Luego de un largo viaje a la India, aquella máquina se perdió y Ginsberg dejó de tomar fotos. Pero veinte años después, el poeta se reencontró con sus imágenes en la biblioteca de la Universidad de Columbia. Al verlas en perspectiva, entendió que era buen material y se contactó entonces con un viejo conocido: el legendario fotógrafo Robert Frank, autor de Los americanos, con quien había compartido un curso de la Escuela de Fotografía Camera Obscura en Israel. Después de ese curso se hicieron amigos e incluso filmaron juntos un corto, Pull the Daisy, una suerte de manifiesto audiovisual de la generación beat.
Frank le recomendó ponerse en contacto con Berenice Abbott y tomando ese consejo Ginsberg viajó hasta Maine, donde Abbott vivía, para conocerla.
Abbott le sugirió agregar anotaciones manuscritas sobre las copias originales de aquellas primeras tomas: comentarios y relatos que ponían en contextos aquellos testimonios visuales. La fotógrafa también lo animó a retomar la actividad y él le hizo caso comprando otra cámara de segunda mano, ésta vez una Rolleiflex 2 ¼ pulgadas, para volver al ruedo. Antes, durante y después de ese momento de mayor concentración en la fotografía –los últimos 15 años de su vida, entre 1983 y 1997– usó varios equipos: una Leica M3, una M6 y una Olympus de bolsillo, entre otras.

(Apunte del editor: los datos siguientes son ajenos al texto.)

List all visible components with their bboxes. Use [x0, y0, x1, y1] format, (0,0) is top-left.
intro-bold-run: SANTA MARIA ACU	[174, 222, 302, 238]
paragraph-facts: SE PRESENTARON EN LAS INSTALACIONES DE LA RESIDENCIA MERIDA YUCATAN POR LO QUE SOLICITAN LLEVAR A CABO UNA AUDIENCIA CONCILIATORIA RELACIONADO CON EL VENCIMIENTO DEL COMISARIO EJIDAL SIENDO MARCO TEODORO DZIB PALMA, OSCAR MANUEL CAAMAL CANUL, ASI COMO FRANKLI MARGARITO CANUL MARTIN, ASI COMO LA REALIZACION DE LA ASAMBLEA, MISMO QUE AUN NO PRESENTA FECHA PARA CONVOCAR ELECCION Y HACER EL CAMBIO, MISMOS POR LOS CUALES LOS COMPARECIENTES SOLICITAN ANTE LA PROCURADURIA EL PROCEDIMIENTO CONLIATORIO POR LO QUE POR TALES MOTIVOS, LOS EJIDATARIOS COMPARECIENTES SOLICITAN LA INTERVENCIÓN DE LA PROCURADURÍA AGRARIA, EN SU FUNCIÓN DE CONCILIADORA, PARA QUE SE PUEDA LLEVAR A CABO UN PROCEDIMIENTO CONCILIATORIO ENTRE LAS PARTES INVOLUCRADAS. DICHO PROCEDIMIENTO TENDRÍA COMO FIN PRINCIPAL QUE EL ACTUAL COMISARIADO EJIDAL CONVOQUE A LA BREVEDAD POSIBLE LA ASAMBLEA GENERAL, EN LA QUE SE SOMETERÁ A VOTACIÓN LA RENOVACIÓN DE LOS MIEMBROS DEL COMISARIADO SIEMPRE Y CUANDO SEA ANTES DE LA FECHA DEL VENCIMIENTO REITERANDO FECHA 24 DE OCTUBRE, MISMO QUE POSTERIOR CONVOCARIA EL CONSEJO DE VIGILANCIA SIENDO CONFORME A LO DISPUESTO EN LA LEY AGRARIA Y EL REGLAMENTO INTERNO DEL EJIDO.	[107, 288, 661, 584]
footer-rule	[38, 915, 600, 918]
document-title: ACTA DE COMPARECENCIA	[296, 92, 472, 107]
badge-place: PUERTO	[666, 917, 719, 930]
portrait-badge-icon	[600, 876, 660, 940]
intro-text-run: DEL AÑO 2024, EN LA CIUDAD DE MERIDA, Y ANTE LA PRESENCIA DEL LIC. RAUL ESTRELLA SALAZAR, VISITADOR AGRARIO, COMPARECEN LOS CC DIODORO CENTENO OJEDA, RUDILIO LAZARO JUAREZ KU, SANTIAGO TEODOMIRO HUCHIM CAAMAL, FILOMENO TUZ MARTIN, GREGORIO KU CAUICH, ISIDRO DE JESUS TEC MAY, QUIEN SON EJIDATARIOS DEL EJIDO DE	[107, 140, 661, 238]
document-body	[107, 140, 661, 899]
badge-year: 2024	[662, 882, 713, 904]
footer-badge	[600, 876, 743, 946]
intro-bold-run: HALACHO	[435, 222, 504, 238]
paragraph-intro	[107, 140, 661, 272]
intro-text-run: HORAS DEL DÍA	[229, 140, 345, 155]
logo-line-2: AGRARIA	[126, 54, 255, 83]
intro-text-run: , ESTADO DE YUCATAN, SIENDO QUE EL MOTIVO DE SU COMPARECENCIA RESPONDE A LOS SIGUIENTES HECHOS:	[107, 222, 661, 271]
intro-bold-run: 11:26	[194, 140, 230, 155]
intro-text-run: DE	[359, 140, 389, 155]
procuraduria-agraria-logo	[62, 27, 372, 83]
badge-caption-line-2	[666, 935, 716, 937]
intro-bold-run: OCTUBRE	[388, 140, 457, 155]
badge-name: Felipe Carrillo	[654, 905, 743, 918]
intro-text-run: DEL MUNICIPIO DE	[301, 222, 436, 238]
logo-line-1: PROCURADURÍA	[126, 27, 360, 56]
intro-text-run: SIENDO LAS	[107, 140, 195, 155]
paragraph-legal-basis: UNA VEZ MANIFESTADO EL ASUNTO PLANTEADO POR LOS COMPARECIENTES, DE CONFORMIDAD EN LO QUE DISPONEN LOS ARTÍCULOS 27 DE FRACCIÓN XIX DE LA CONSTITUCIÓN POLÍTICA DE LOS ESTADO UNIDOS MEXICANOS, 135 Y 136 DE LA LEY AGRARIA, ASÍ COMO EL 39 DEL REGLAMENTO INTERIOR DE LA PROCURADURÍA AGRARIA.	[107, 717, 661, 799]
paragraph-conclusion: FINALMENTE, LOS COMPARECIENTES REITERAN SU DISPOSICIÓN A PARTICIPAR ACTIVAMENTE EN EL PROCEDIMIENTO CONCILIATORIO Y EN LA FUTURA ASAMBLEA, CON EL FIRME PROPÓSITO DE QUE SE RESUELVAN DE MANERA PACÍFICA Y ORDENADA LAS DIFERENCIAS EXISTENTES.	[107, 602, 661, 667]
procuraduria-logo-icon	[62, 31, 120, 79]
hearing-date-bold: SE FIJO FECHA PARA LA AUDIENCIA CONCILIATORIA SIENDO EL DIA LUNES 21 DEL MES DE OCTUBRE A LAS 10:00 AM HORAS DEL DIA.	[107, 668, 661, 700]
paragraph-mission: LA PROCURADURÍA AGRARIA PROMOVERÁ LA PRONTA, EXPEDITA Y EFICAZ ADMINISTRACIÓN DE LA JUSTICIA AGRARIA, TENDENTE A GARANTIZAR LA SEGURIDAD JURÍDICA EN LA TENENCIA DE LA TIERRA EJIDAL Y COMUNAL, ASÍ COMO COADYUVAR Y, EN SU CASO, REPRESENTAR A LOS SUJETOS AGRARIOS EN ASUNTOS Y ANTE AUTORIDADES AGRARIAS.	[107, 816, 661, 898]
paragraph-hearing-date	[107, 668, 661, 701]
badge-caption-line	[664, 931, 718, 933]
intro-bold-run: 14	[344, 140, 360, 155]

Al momento, la National Gallery of Art de Washington, la sala Lytleton del National Theatre de Londres y la galería de arte de la Universidad de Nueva York ya expusieron el trabajo de Ginsberg. La Mapplethorpe Foundation colaboró con la itinerancia de la muestra, que hoy recala, hasta septiembre, en el Museo Judío Contemporáneo de San Francisco. En cada curatoría variaron la cantidad de imágenes y se acompañó la puesta con manuscritos originales, poemas tipografiados y primeras ediciones de Ginsberg y otros escritores de su tiempo. Su propia producción alcanzó una cifra difícil de afirmar, pero del material guardado se cuentan casi 75 mil fotos.

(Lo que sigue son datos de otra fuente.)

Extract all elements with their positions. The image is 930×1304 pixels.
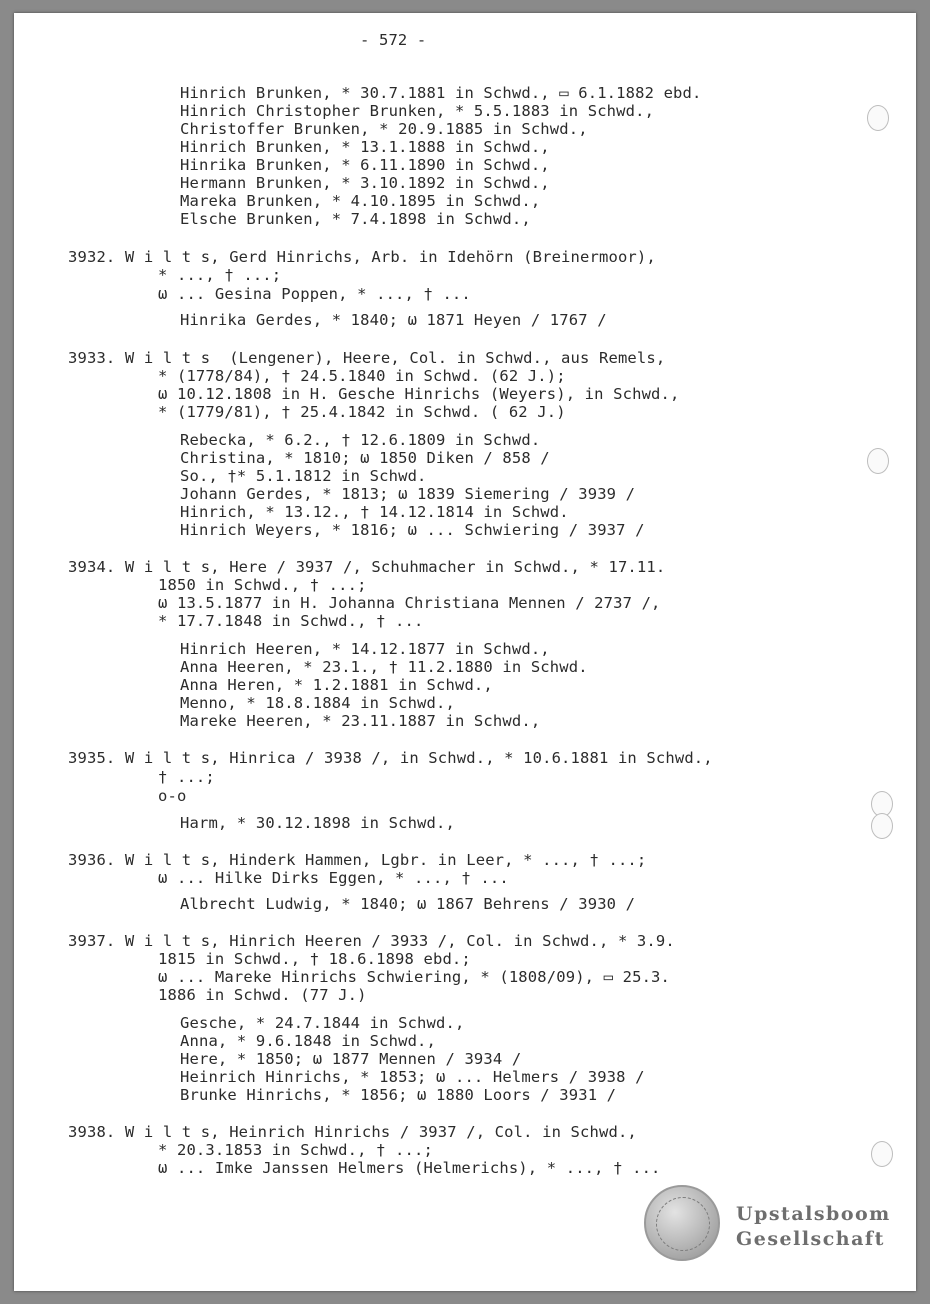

Ginsberg creía que cualquier gesto, hecho conscientemente, puede ser una obra de arte. De ese rescate emotivo nacen estas imágenes que él mismo consideraba más aptas para un público celestial que para uno terrenal, lo que –en su opinión– encerraba el verdadero encanto de sus retratos. En su texto Cosmopolitan Greetings, Ginsberg sostiene que el sujeto se conoce por lo que ve y es en sus fotografías que esta observación vívida parece ser un código compartido con aquellos que eran vistos por él, sin pose. Sus fotografías conservan esa reciprocidad: en estas imágenes, Ginsberg también es mirado por aquellos a quienes ve.